Moonshadow in Brüssel Der Politiker als "Schlafkamel"
22.06.2007, 13:07 UhrPolitiker aller Länder scheinen eine fast innige Beziehung zur Nacht zu haben. Ob in der Koalition daheim in Berlin oder erst recht in den EU-Hallen in Brüssel - es muss wenigstens der Mond aufgegangen sein, ehe sich die Matadore an den Verhandlungstischen zu einer Entscheidung durchringen. Auch auf dem laufenden EU-Gipfel in Brüssel wurde eine Entscheidung zur zukünftigen Vertragsgrundlage frühestens in der Nacht zum Samstag erwartet - weit nach Mitternacht. Wie steht man das durch?
Die Politiker sind durchaus leidensfähig, gerade wenn sie auf EU-Ebene antreten. Auch permanenter Schlafentzug macht ihnen - wenigstens für eine Zeit lang - nur wenig aus. Bundeskanzlerin Angela Merkel verfügt über bemerkenswerte Fähigkeiten, tagelang ohne die ausreichenden Mützen voll Schlaf auszukommen. Mit einem Kamel hat sie sich in dieser in dieser Hinsicht öfter im kleinen Kreis verglichen. Wie das Höckertier das Wasser, so könne sie den Schlaf lange Zeit speichern. Irgendwann müsse aber auch sie ihren Schlafakku wieder aufladen.
Andere gehen andere Wege. Der eine versucht es mit ausreichend Koffein. Der andere trinkt nur noch Mineralwasser. Ein dritter achtet vor allem darauf, zwischendurch wie ein Radfahrer beim 200-Kilometer-Rennen einen Happen zu sich zu nehmen, um den tückischen Hungerast zu vermeiden. Mitunter schlägt sich diese Taktik dann sichtbar im Leibesumfang nieder. Verbürgt ist, dass in den Nebenräumen keine Heerscharen von Nackenmasseuren warten, um zwischendurch die Beteiligten aufzumöbeln.
Alkohol wird bei solch nächtlichen Gelegenheiten durchaus auch gereicht. Bier und Wein, ob rot oder weiß - das wird auch in den Koalitionsrunden im Kanzleramt stets angeboten. Allerdings legen sich die Politiker Zurückhaltung auf. "Man weiß ja nie, wie lange es dauert", sagte kürzlich ein Teilnehmer der Runden.

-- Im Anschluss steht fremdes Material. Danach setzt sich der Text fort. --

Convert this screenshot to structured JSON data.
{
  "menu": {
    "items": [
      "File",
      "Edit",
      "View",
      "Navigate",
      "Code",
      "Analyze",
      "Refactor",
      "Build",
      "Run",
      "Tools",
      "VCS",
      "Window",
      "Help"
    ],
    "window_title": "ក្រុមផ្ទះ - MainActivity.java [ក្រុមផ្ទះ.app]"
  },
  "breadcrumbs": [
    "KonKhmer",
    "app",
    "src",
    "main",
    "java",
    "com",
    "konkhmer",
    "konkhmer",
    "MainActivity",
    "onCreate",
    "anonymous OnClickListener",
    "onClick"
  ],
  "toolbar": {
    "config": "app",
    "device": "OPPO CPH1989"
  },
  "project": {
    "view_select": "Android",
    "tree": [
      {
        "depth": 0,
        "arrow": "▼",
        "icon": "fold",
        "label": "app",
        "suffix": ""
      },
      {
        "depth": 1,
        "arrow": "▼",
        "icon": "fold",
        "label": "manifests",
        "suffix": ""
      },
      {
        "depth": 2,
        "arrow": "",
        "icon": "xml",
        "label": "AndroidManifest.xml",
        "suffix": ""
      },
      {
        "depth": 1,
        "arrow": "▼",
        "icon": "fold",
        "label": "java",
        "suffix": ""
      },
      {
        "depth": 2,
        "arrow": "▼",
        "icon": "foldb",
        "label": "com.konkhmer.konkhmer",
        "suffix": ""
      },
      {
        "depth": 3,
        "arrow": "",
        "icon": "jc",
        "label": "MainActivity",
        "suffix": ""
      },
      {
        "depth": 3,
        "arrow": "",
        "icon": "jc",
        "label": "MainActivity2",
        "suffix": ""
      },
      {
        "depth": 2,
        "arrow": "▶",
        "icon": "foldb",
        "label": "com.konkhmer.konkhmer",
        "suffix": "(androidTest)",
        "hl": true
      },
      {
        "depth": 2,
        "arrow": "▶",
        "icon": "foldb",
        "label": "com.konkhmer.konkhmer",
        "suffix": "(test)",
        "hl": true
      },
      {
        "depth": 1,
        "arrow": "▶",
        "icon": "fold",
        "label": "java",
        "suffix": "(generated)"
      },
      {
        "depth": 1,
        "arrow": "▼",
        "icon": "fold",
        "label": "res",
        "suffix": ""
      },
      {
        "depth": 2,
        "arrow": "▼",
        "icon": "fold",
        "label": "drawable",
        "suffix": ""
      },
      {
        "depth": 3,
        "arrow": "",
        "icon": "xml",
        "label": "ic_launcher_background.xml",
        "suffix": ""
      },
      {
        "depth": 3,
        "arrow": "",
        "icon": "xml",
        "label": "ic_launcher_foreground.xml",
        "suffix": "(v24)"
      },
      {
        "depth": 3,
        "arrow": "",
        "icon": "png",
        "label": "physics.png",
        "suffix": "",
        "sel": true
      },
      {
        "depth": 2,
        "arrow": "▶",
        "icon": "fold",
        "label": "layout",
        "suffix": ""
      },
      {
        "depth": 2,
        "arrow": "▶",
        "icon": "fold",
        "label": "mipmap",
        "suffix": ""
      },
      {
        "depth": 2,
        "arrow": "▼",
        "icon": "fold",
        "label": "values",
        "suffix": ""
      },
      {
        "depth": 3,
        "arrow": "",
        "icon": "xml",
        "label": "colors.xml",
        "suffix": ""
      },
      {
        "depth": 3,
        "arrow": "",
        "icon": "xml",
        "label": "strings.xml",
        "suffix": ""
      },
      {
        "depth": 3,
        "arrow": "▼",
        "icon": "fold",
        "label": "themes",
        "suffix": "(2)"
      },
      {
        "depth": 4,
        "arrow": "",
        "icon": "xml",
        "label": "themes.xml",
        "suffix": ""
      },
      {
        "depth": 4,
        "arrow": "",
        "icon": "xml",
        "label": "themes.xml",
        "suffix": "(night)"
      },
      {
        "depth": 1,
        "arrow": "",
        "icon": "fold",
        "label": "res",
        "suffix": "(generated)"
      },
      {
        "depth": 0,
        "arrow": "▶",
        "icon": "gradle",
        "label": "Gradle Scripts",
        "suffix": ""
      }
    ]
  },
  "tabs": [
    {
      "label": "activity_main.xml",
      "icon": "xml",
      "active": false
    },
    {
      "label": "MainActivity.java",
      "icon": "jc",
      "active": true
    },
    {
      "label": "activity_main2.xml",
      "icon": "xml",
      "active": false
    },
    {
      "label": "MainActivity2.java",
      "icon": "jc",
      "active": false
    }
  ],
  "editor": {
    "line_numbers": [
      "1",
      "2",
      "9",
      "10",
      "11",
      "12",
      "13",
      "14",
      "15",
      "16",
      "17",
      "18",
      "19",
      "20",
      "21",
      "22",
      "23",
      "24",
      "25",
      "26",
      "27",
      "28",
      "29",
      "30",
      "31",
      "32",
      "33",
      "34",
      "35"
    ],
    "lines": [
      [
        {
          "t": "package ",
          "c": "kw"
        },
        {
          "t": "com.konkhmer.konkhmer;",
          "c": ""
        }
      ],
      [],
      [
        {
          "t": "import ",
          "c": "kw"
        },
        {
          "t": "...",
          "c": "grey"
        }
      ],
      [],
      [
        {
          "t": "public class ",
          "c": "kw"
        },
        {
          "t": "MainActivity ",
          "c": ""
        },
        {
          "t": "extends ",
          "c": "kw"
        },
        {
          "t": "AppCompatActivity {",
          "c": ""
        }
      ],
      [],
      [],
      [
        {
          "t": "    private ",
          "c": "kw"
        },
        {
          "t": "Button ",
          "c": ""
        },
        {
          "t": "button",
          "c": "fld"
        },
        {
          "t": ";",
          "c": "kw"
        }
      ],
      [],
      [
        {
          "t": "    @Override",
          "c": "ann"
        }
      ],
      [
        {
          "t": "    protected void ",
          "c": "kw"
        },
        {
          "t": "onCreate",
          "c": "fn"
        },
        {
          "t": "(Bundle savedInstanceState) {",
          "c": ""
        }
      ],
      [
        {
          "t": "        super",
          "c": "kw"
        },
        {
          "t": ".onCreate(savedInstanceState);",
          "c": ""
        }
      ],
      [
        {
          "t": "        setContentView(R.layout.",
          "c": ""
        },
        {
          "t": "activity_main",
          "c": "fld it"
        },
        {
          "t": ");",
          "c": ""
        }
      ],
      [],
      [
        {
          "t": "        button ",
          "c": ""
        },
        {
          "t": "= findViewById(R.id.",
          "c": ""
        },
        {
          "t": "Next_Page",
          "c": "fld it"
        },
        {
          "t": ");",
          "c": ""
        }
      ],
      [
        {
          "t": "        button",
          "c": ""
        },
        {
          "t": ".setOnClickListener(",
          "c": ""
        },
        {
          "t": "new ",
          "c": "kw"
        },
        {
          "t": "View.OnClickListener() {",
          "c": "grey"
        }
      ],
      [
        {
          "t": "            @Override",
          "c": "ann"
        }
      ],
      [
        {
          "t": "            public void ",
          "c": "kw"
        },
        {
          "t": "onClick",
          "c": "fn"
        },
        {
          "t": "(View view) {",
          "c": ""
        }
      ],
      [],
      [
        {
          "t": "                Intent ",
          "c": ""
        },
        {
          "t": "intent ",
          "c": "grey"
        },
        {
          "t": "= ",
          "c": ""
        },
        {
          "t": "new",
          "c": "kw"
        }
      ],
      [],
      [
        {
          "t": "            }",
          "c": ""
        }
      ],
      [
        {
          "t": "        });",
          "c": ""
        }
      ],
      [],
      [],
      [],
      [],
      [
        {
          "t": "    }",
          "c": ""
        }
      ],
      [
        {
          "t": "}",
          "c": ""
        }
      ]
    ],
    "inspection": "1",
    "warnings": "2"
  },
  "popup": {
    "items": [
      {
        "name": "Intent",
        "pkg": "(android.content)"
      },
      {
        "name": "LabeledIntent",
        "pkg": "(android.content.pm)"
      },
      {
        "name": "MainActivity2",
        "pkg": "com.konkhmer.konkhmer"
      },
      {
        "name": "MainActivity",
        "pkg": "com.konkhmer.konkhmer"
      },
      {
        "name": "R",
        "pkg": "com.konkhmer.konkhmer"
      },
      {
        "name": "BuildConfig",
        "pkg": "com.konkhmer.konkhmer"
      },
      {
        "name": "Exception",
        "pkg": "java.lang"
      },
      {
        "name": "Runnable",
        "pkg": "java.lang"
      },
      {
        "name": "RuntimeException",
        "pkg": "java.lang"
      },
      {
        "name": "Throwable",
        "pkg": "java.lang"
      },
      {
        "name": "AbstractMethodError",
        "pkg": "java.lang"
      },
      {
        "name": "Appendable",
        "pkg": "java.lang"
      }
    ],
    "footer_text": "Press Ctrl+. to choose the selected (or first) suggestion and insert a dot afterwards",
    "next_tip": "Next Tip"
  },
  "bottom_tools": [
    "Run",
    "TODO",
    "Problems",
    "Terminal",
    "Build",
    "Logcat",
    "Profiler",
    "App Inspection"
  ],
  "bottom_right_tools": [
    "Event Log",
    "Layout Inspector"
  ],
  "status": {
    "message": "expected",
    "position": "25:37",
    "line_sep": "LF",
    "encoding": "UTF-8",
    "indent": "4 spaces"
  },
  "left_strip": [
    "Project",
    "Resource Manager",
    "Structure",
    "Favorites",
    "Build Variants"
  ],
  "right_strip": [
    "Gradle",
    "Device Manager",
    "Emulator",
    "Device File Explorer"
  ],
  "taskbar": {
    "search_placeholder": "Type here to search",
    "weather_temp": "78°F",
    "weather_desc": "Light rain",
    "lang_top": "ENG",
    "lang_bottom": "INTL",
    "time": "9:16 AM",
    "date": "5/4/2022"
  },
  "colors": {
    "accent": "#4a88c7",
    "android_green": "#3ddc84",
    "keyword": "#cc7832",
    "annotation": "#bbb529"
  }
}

Ob Marathonsitzungen bis zum Morgengrauen für gute Ergebnisse förderlich sind, da ist sich die Wissenschaft nicht so recht einig. "Durch langes Wachbleiben sinken Konzentrationsfähigkeit und Urteilskraft deutlich, das belegen zahlreiche Experimente", sagt Schlafforscher Jürgen Zulley von der Uni Regensburg. Schlafmangel rufe das Immunsystem auf den Plan. Es produziere vermehrt Botenstoffe, die müde machen.
Aber - gilt das auch für die Spezies Politiker? Der Verhandlungsdruck erzeugt jedenfalls nach Einschätzung einer langjährigen Politik-Beraterin auch Aufmerksamkeit. Wenn es hart auf hart geht, durchströme Adrenalin die Politiker-Adern. Und das hält wach.
Auch der politische Psychologe Klaus Neumann aus München sieht Nachtsitzungen nicht so negativ. Er misst ihnen gar konsensstiftende Kraft zu: "Durch den physiologischen Ausnahmezustand kommt man in eine Art Trance. Das Zeitraster verschiebt sich, es ist ein bisschen wie in einer anderen Welt."
Vielleicht ist das der Grund für ein Phänomen, das nach Nachsitzungen oft zu beobachten ist: Sie sind ein ums andere Mal dem Erinnerungsvermögen abträglich. Was um 3.00 oder 4.00 Uhr morgens beschlossen worden ist, darüber gehen schon um 10.00 Uhr die Meinungen der Beteiligten regelmäßig weit auseinander.